Brivaracetam has greater brain permeability than levetiracetam.
Brivaracetam is metabolized by hydrolysis and to a lesser extent by hydroxylation via CYP2C19.
Clinical trials have demonstrated the efficacy of brivaracetam at doses of 50 mg per day, 100 mg per day, and 200 mg per day.
The most common adverse effects of brivaracetam were somnolence, dizziness, fatigue, nausea, irritability.
Behavioral adverse effects may be less common with brivaracetam than levetiracetam.
In the USA brivaracetam is approved for the treatment of focal seizures in patients 4 years of age and older.
In the European Union, it is specifically indicated as adjunctive therapy of focal seizures in patients 4 years of age and older.

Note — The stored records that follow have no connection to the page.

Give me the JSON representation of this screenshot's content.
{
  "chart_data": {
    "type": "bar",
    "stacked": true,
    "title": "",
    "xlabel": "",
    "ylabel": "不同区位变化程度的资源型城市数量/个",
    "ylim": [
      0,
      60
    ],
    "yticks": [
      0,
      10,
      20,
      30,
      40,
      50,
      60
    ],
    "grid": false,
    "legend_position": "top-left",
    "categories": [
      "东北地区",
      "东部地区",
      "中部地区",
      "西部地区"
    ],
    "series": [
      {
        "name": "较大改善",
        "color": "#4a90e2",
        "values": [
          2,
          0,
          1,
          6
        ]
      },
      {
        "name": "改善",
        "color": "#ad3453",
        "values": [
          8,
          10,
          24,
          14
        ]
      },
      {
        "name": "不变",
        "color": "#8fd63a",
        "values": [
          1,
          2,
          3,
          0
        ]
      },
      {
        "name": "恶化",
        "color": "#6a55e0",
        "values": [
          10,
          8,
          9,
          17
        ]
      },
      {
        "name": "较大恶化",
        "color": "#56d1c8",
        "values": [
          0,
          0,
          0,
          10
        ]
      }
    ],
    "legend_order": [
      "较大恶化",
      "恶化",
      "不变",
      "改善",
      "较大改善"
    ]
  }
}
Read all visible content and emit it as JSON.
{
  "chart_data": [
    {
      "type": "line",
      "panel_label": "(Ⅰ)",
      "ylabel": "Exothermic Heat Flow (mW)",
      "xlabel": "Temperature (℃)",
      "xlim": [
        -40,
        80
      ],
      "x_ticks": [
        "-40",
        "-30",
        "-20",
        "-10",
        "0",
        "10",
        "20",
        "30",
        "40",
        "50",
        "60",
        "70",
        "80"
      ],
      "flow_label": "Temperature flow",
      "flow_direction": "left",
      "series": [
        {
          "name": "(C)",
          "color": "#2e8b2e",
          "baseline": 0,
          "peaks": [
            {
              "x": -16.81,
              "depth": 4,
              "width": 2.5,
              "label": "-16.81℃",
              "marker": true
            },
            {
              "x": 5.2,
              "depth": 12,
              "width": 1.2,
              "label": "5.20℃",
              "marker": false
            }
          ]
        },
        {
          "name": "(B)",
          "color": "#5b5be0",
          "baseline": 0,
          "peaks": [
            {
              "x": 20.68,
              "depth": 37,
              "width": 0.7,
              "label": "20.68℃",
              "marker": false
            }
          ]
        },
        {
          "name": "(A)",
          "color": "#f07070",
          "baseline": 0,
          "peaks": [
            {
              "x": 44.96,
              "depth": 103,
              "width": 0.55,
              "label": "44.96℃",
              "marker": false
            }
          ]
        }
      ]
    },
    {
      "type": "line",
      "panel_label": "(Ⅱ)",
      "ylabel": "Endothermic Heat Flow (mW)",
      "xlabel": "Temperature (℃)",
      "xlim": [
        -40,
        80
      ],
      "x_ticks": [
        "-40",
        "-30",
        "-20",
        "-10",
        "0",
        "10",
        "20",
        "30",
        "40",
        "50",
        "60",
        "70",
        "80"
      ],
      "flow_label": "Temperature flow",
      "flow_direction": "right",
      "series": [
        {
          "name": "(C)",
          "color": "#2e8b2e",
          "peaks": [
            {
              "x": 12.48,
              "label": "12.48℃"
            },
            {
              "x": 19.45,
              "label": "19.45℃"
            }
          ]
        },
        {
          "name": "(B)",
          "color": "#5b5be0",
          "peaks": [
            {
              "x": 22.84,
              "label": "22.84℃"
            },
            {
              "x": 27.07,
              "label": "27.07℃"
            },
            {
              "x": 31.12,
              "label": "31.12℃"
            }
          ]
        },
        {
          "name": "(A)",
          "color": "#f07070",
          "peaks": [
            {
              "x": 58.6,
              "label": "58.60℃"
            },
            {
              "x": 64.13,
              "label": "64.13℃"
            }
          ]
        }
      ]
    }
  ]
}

A parenteral brivaracetam formulation is available for replacement therapy in patients 16 years of age and older.
Declaration of interest
B Abou-Khalil received grant support paid to Vanderbilt from Biogen, SK-Pharma, Sunovion, and UCB. The authors have no other relevant affiliations or financial involvement with any organization or entity with a financial interest in or conflict with the subject matter or materials discussed in this manuscript apart from those disclosed.
Reviewer disclosures
A reviewer on this manuscript has received honoraria from UCB, the company which produces and sells brivaracetam. Peer reviewers on this manuscript have no other relevant financial relationships or otherwise to disclose.